You can download Z80 pack from the FTP server available here. You’re looking for the latest Z80 pack release, something like z80pack-1.26.tgz.

First unpack the file:

$ tar -xvf z80pack-1.26.tgz

Move into the unpacked directory:

$ cd z80pack-1.26

The control panel simulation is based on a library called frontpanel. You’ll have to compile that library first. If you move into the frontpanel directory, you will find a README file listing the libraries own dependencies. Your experience here will almost certainly differ from mine, but perhaps my travails will be illustrative. I had the dependencies installed, but via Homebrew. To get the library to compile I just had to make sure that /usr/local/include was added to Clang’s include path in Makefile.osx.

If you’ve satisfied the dependencies, you should be able to compile the library (we’re now in z80pack-1.26/frontpanel:

$ make -f Makefile.osx ...
$ make -f Makefile.osx clean

You should end up with libfrontpanel.so. I copied this to /usr/local/lib.

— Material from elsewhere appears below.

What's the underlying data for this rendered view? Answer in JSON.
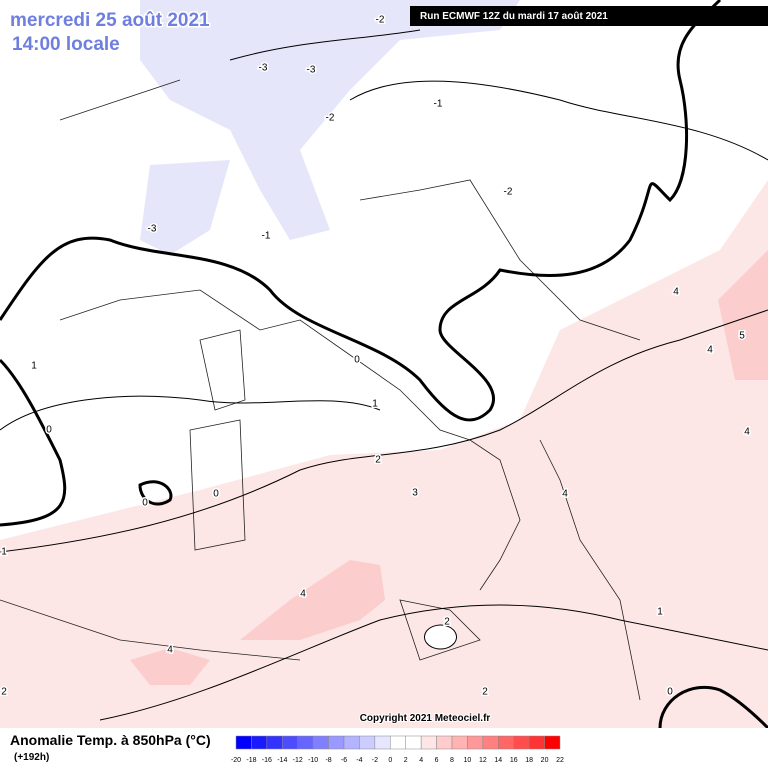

The Altair simulator is under z80pack-1.26/altairsim. You now need to compile the simulator itself. Move into z80pack-1.26/altairsim/srcsim and run make once more:

$ make -f Makefile.osx ...
$ make -f Makefile.osx clean

That process will create an executable called altairsim one level up in z80pack-1.26/altairsim. Run that executable and you should see that iconic Altair control panel!

And if you really want to nerd out, read through the original Altair manual.